Trapped in the Phantom Zone, powerless, can even the mighty Supergirl escape the evil Phantom King? Your Major Spoilers review of Supergirl #10 awaits!
Writer: Steve Orlando
Artist: Brian Ching
Colorist: Michael Atiyeh
Letterer: Steve Wands
Editor: Paul Kaminsky
Publisher: DC Comics
Cover Price: $3.99
Previously in Supergirl: “The Phantom King holds all the cards, and he’s forcing Supergirl and Batgirl to turn to the alien antagonist in order to save themselves and the humans trapped inside the Phantom Zone…”
THE SAGA CONTINUES
This issue picks up where last ish left off, with Supergirl, Batgirl and Ben trapped in The Phantom Zone after getting caught in a portal by accident. The Zone has deprived Kara of her powers, but they’re fortunately picked up by a pirate ship commanded by Captain Jiln-Ka, a ship built out of the only solid material in the Zone. It’s not long, though, before the Captain reveals that he’s more than he seems to be, and is in fact an old enemy of the House Of El. He is also the being who has been manipulating Psi (the psychic whose escape into the zone in the Supergirl Annual kicked off this whole arc), and is holding her hostage on his ship. Supergirl is forced to rely on her wits and unpowered fists, like Batgirl, leading to the final page cliffhanger where she makes a daring leap into the mouth of a mighty psychic dragon that may or may not be Psi herself…
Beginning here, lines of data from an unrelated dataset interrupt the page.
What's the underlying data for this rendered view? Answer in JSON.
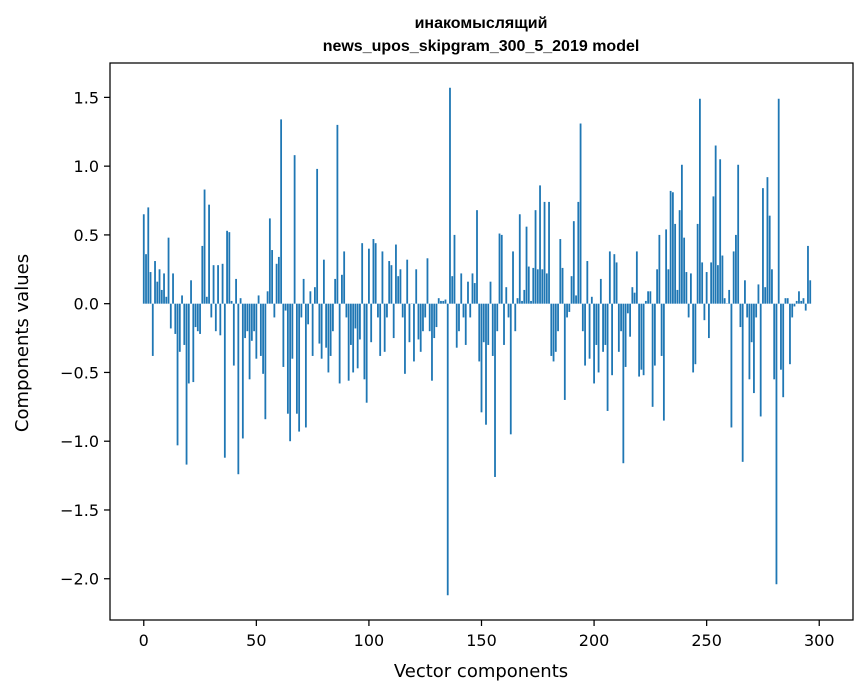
{
  "chart_data": {
    "type": "bar",
    "title_line1": "инакомыслящий",
    "title_line2": "news_upos_skipgram_300_5_2019 model",
    "xlabel": "Vector components",
    "ylabel": "Components values",
    "xlim": [
      -15,
      315
    ],
    "ylim": [
      -2.3,
      1.75
    ],
    "xticks": [
      0,
      50,
      100,
      150,
      200,
      250,
      300
    ],
    "xtick_labels": [
      "0",
      "50",
      "100",
      "150",
      "200",
      "250",
      "300"
    ],
    "yticks": [
      -2.0,
      -1.5,
      -1.0,
      -0.5,
      0.0,
      0.5,
      1.0,
      1.5
    ],
    "ytick_labels": [
      "−2.0",
      "−1.5",
      "−1.0",
      "−0.5",
      "0.0",
      "0.5",
      "1.0",
      "1.5"
    ],
    "bar_color": "#1f77b4",
    "grid": false,
    "values": [
      0.65,
      0.36,
      0.7,
      0.23,
      -0.38,
      0.31,
      0.16,
      0.25,
      0.1,
      0.22,
      0.05,
      0.48,
      -0.18,
      0.22,
      -0.22,
      -1.03,
      -0.35,
      0.06,
      -0.3,
      -1.17,
      -0.58,
      0.17,
      -0.57,
      -0.17,
      -0.2,
      -0.22,
      0.42,
      0.83,
      0.05,
      0.72,
      -0.1,
      0.28,
      -0.2,
      0.28,
      -0.23,
      0.29,
      -1.12,
      0.53,
      0.52,
      0.02,
      -0.45,
      0.18,
      -1.24,
      0.04,
      -0.98,
      -0.25,
      -0.2,
      -0.55,
      -0.27,
      -0.2,
      -0.4,
      0.06,
      -0.38,
      -0.51,
      -0.84,
      0.09,
      0.62,
      0.39,
      -0.1,
      0.29,
      0.34,
      1.34,
      -0.46,
      -0.05,
      -0.8,
      -1.0,
      -0.4,
      1.08,
      -0.8,
      -0.93,
      -0.1,
      0.18,
      -0.9,
      -0.15,
      0.09,
      -0.38,
      0.12,
      0.98,
      -0.29,
      -0.4,
      0.32,
      -0.32,
      -0.5,
      -0.38,
      -0.2,
      0.18,
      1.3,
      -0.58,
      0.21,
      0.38,
      -0.1,
      -0.56,
      -0.3,
      -0.5,
      -0.18,
      -0.47,
      -0.26,
      0.44,
      -0.55,
      -0.72,
      0.4,
      -0.28,
      0.47,
      0.44,
      -0.1,
      -0.38,
      0.38,
      -0.35,
      -0.1,
      0.31,
      0.28,
      -0.25,
      0.43,
      0.2,
      0.25,
      -0.1,
      -0.51,
      0.32,
      -0.28,
      0.0,
      -0.42,
      0.25,
      -0.26,
      -0.35,
      -0.2,
      -0.1,
      0.33,
      -0.2,
      -0.56,
      -0.25,
      -0.17,
      0.04,
      0.02,
      0.02,
      0.03,
      -2.12,
      1.57,
      0.2,
      0.5,
      -0.32,
      -0.2,
      0.22,
      -0.1,
      -0.3,
      0.16,
      -0.1,
      0.22,
      0.15,
      0.68,
      -0.42,
      -0.79,
      -0.28,
      -0.88,
      -0.3,
      0.16,
      -0.38,
      -1.26,
      -0.2,
      0.51,
      0.5,
      -0.3,
      0.12,
      -0.1,
      -0.95,
      0.38,
      -0.2,
      0.04,
      0.65,
      0.02,
      0.1,
      0.56,
      0.27,
      0.02,
      0.26,
      0.68,
      0.25,
      0.86,
      0.25,
      0.74,
      0.22,
      0.74,
      -0.38,
      -0.42,
      -0.35,
      -0.2,
      0.47,
      0.26,
      -0.7,
      -0.1,
      -0.06,
      0.2,
      0.6,
      0.06,
      0.74,
      1.31,
      -0.2,
      -0.45,
      0.31,
      -0.4,
      0.05,
      -0.58,
      -0.3,
      -0.5,
      0.18,
      -0.35,
      -0.3,
      -0.78,
      0.38,
      -0.52,
      0.36,
      0.3,
      -0.35,
      -0.2,
      -1.16,
      -0.46,
      -0.07,
      -0.24,
      0.12,
      0.08,
      0.38,
      -0.53,
      -0.48,
      -0.52,
      0.02,
      0.09,
      0.09,
      -0.75,
      -0.45,
      0.25,
      0.5,
      -0.38,
      -0.85,
      0.54,
      0.25,
      0.82,
      0.81,
      0.58,
      0.1,
      0.68,
      1.01,
      0.48,
      0.23,
      -0.1,
      0.22,
      -0.5,
      -0.44,
      0.58,
      1.49,
      0.3,
      -0.12,
      0.23,
      -0.25,
      0.3,
      0.78,
      1.15,
      0.28,
      1.05,
      0.35,
      0.04,
      0.0,
      0.1,
      -0.9,
      0.38,
      0.5,
      1.01,
      -0.17,
      -1.15,
      0.17,
      -0.1,
      -0.55,
      -0.28,
      -0.65,
      -0.1,
      0.14,
      -0.82,
      0.84,
      0.12,
      0.92,
      0.64,
      0.25,
      -0.55,
      -2.04,
      1.49,
      -0.48,
      -0.68,
      0.04,
      0.04,
      -0.44,
      -0.1,
      -0.02,
      0.02,
      0.09,
      0.02,
      0.04,
      -0.05,
      0.42,
      0.17
    ]
  }
}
HE WANTS TO *BOIL* BATGIRL?
Of course, the most interesting part of the issue to me is the return of Selena, the witch played by Faye Dunaway in the 1984 ‘Supergirl’ film, who is fetched from Limbo by a team consisting of Magog (Ugh), The Emerald Empress and Indigo, aka Brainiac-8. It’s the kind of continuity fan service that I love from the work of Steve Orlando, bringing Supergirl’s highest-profile foe (at least, her highest profile pre-TV foe) into the DCU proper for the first time, and tying it all together with the ongoing mystery of the Empress, who seems to be a relic of the pre-Flashpoint universe. The art is charming as well, giving us a Kara Zor-El (and a Batgirl, for that matter) who actually looks like a young woman and there’s a lot of emotion in every facial expression Brian Ching draws, especially Ben’s horrified expression on the final page…
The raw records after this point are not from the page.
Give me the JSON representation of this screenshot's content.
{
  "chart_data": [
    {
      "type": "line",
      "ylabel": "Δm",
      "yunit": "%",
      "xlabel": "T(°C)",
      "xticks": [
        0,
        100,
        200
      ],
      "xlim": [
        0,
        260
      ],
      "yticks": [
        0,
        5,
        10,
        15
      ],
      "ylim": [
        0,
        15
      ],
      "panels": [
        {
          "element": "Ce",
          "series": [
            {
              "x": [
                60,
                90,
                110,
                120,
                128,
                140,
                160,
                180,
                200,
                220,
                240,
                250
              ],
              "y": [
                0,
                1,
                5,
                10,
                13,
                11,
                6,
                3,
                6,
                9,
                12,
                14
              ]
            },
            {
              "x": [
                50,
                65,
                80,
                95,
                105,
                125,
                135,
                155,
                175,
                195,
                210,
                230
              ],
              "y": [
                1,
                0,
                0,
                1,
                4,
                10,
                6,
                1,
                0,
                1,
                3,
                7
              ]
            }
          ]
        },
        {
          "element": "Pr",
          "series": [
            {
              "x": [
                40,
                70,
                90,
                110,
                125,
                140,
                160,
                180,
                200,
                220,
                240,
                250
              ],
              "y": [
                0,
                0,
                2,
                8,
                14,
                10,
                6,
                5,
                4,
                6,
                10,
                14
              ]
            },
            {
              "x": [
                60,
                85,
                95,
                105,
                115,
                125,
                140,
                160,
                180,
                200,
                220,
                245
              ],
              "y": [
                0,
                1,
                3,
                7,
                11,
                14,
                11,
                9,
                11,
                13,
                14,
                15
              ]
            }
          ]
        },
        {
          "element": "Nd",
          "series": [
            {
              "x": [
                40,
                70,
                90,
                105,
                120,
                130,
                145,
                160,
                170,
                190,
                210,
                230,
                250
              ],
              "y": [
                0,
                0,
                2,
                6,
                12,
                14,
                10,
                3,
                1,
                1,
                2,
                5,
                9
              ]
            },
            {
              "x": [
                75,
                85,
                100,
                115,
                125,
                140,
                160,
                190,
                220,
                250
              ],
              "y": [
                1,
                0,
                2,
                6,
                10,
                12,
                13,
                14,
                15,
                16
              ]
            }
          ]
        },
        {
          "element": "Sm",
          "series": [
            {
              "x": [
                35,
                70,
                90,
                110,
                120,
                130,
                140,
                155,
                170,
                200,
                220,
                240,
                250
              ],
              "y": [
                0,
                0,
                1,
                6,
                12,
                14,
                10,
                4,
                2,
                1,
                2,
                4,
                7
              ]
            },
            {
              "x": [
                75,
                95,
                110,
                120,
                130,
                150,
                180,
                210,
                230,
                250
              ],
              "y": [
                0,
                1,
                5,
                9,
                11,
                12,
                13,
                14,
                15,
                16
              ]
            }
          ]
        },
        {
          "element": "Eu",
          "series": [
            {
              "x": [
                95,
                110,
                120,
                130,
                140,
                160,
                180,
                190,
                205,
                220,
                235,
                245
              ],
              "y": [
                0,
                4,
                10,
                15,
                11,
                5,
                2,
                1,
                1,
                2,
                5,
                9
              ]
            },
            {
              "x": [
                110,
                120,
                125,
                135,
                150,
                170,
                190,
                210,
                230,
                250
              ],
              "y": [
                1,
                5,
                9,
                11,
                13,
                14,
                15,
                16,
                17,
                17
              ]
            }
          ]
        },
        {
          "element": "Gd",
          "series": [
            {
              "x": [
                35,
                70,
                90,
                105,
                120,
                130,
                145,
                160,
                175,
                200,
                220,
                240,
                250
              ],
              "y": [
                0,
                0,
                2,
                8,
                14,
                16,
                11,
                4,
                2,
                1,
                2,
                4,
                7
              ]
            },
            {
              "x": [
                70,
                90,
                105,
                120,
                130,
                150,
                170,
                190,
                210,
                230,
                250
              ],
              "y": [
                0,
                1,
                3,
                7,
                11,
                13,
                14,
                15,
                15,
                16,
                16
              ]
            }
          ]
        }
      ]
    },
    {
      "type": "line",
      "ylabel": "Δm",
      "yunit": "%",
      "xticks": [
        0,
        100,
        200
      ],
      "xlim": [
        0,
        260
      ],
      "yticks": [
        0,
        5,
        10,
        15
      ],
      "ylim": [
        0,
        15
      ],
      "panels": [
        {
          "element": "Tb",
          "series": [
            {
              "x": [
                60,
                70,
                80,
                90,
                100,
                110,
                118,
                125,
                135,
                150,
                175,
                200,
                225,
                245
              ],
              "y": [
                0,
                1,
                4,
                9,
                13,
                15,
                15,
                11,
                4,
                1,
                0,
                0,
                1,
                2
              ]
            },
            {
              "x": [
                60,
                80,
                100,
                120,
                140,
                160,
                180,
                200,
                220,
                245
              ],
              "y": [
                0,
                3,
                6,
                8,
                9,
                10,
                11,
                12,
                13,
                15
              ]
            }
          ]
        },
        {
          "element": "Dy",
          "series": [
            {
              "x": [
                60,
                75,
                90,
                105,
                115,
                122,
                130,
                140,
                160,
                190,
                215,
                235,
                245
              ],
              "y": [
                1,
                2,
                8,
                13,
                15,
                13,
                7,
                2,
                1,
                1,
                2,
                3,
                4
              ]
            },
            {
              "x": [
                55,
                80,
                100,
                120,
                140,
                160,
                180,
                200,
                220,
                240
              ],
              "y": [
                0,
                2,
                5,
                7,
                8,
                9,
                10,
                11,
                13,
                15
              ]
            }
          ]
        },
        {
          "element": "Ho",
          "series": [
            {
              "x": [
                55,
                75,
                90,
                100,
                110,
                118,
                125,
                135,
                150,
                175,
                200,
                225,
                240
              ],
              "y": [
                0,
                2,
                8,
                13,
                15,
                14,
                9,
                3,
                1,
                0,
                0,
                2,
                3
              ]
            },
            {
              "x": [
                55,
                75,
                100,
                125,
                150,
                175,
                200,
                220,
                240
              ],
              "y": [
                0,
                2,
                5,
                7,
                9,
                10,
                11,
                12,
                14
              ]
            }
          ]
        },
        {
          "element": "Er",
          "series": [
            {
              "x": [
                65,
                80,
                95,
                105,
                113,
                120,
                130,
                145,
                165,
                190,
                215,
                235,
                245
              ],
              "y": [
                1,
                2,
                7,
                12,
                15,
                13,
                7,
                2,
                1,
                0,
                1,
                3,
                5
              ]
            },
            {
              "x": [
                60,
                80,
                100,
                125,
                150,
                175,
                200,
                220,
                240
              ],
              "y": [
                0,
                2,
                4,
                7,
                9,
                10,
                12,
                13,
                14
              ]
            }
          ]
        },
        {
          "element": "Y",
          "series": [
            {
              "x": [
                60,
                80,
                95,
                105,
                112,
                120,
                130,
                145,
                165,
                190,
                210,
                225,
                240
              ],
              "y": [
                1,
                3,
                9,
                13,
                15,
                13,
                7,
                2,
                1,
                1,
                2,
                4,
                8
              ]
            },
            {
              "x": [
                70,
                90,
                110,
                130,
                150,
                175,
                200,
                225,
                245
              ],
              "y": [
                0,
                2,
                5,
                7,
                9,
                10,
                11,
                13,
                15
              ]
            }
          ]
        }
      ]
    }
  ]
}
THE BOTTOM LINE: A STRONG MIDDLE CHAPTER
So often, when we’re in the middle of an ongoing storyline, I am frustrated by the obvious stretching necessary to fill out a story (I’m looking at you, Secret Wars 2016) but there’s none of that here. Supergirl’s story moves quickly, while still allowing for some quieter character moments for our cast in between the shock and the big fight sequences. Supergirl #10 makes for a great second act, building to something that could be catastrophic without neglecting to tell a character-driven story, earning 4 out of 5 stars overall.